Seeking answers, Kirabo begins spending afternoons with Nsuuta, the local witch, trading stories, and learning not only about this force inside her but about the woman who birthed her, who she learns is alive but not ready to meet. Nsuuta also explains that Kirabo has a streak of the “first woman”―an independent, original state that has been all but lost to women.
Kirabo’s journey to reconcile her rebellious origins, alongside her desire to reconnect with her mother and to honor her family’s expectations, is rich in the folklore of Uganda and an arresting exploration of what it means to be a modern girl in a world that seems determined to silence women. Jennifer Nansubuga Makumbi’s unforgettable novel is a sweeping testament to the true and lasting connections between history, tradition, family, friends, and the promise of a different future.
“This beautifully rendered saga is a riveting deconstruction of social perceptions of women’s abilities and roles.”
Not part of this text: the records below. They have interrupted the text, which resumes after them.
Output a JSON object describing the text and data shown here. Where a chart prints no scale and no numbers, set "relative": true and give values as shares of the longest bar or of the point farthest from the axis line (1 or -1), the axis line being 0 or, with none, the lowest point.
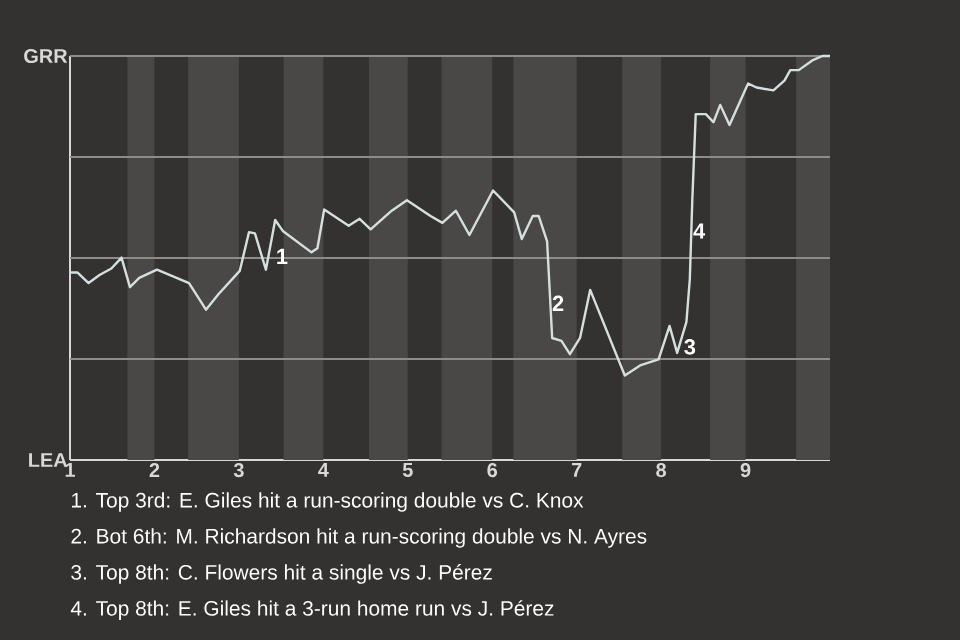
{
  "chart_data": {
    "type": "line",
    "relative": true,
    "xlim": [
      1,
      10
    ],
    "xticks": [
      {
        "value": 1,
        "label": "1"
      },
      {
        "value": 2,
        "label": "2"
      },
      {
        "value": 3,
        "label": "3"
      },
      {
        "value": 4,
        "label": "4"
      },
      {
        "value": 5,
        "label": "5"
      },
      {
        "value": 6,
        "label": "6"
      },
      {
        "value": 7,
        "label": "7"
      },
      {
        "value": 8,
        "label": "8"
      },
      {
        "value": 9,
        "label": "9"
      }
    ],
    "series": [
      {
        "color": "#d4e0e0",
        "x": [
          1.0,
          1.09,
          1.22,
          1.35,
          1.49,
          1.61,
          1.71,
          1.82,
          2.03,
          2.41,
          2.61,
          2.76,
          3.01,
          3.12,
          3.19,
          3.32,
          3.43,
          3.52,
          3.86,
          3.93,
          4.01,
          4.3,
          4.43,
          4.56,
          4.81,
          4.99,
          5.27,
          5.41,
          5.57,
          5.73,
          6.01,
          6.26,
          6.35,
          6.48,
          6.55,
          6.65,
          6.71,
          6.82,
          6.92,
          7.04,
          7.16,
          7.57,
          7.76,
          7.97,
          8.1,
          8.19,
          8.3,
          8.34,
          8.37,
          8.41,
          8.53,
          8.62,
          8.7,
          8.81,
          9.03,
          9.13,
          9.33,
          9.46,
          9.53,
          9.63,
          9.79,
          9.91,
          10.0
        ],
        "values": [
          0.464,
          0.464,
          0.438,
          0.458,
          0.474,
          0.501,
          0.428,
          0.451,
          0.471,
          0.438,
          0.372,
          0.411,
          0.468,
          0.564,
          0.561,
          0.471,
          0.594,
          0.567,
          0.514,
          0.524,
          0.62,
          0.58,
          0.597,
          0.571,
          0.617,
          0.643,
          0.604,
          0.587,
          0.617,
          0.557,
          0.667,
          0.613,
          0.547,
          0.604,
          0.604,
          0.541,
          0.302,
          0.295,
          0.262,
          0.302,
          0.421,
          0.209,
          0.235,
          0.249,
          0.332,
          0.265,
          0.342,
          0.448,
          0.647,
          0.856,
          0.856,
          0.836,
          0.879,
          0.829,
          0.932,
          0.922,
          0.915,
          0.939,
          0.965,
          0.965,
          0.989,
          1.0,
          1.0
        ]
      }
    ],
    "ref_lines": [
      {
        "axis": "y",
        "value": 0.25,
        "color": "#8c8c8c"
      },
      {
        "axis": "y",
        "value": 0.5,
        "color": "#8c8c8c"
      },
      {
        "axis": "y",
        "value": 0.75,
        "color": "#8c8c8c"
      },
      {
        "axis": "y",
        "value": 1,
        "color": "#8c8c8c"
      }
    ],
    "bands": [
      {
        "axis": "x",
        "from": 1.68,
        "to": 2,
        "color": "#4a4846"
      },
      {
        "axis": "x",
        "from": 2.4,
        "to": 3,
        "color": "#4a4846"
      },
      {
        "axis": "x",
        "from": 3.53,
        "to": 4,
        "color": "#4a4846"
      },
      {
        "axis": "x",
        "from": 4.54,
        "to": 5,
        "color": "#4a4846"
      },
      {
        "axis": "x",
        "from": 5.4,
        "to": 6,
        "color": "#4a4846"
      },
      {
        "axis": "x",
        "from": 6.25,
        "to": 7,
        "color": "#4a4846"
      },
      {
        "axis": "x",
        "from": 7.54,
        "to": 8,
        "color": "#4a4846"
      },
      {
        "axis": "x",
        "from": 8.58,
        "to": 9,
        "color": "#4a4846"
      },
      {
        "axis": "x",
        "from": 9.6,
        "to": 10,
        "color": "#4a4846"
      }
    ],
    "annotations": [
      {
        "text": "1",
        "x": 3.51,
        "y": 0.504
      },
      {
        "text": "2",
        "x": 6.78,
        "y": 0.388
      },
      {
        "text": "3",
        "x": 8.34,
        "y": 0.28
      },
      {
        "text": "4",
        "x": 8.45,
        "y": 0.567
      },
      "GRR",
      "LEA",
      "1. Top 3rd: E. Giles hit a run-scoring double vs C. Knox",
      "2. Bot 6th: M. Richardson hit a run-scoring double vs N. Ayres",
      "3. Top 8th: C. Flowers hit a single vs J. Pérez",
      "4. Top 8th: E. Giles hit a 3-run home run vs J. Pérez"
    ]
  }
}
Jennifer Nansubuga Makumbi is a recipient of the Windham-Campbell Prize, and her first novel, Kintu, won the Kwani? Manuscript Project Prize in 2013 and was longlisted for the Etisalat Prize in 2014. Her story “Let’s Tell This Story Properly” was the global winner of the 2014 Commonwealth Short Story Prize. Jennifer lives in Manchester, UK, with her husband and son.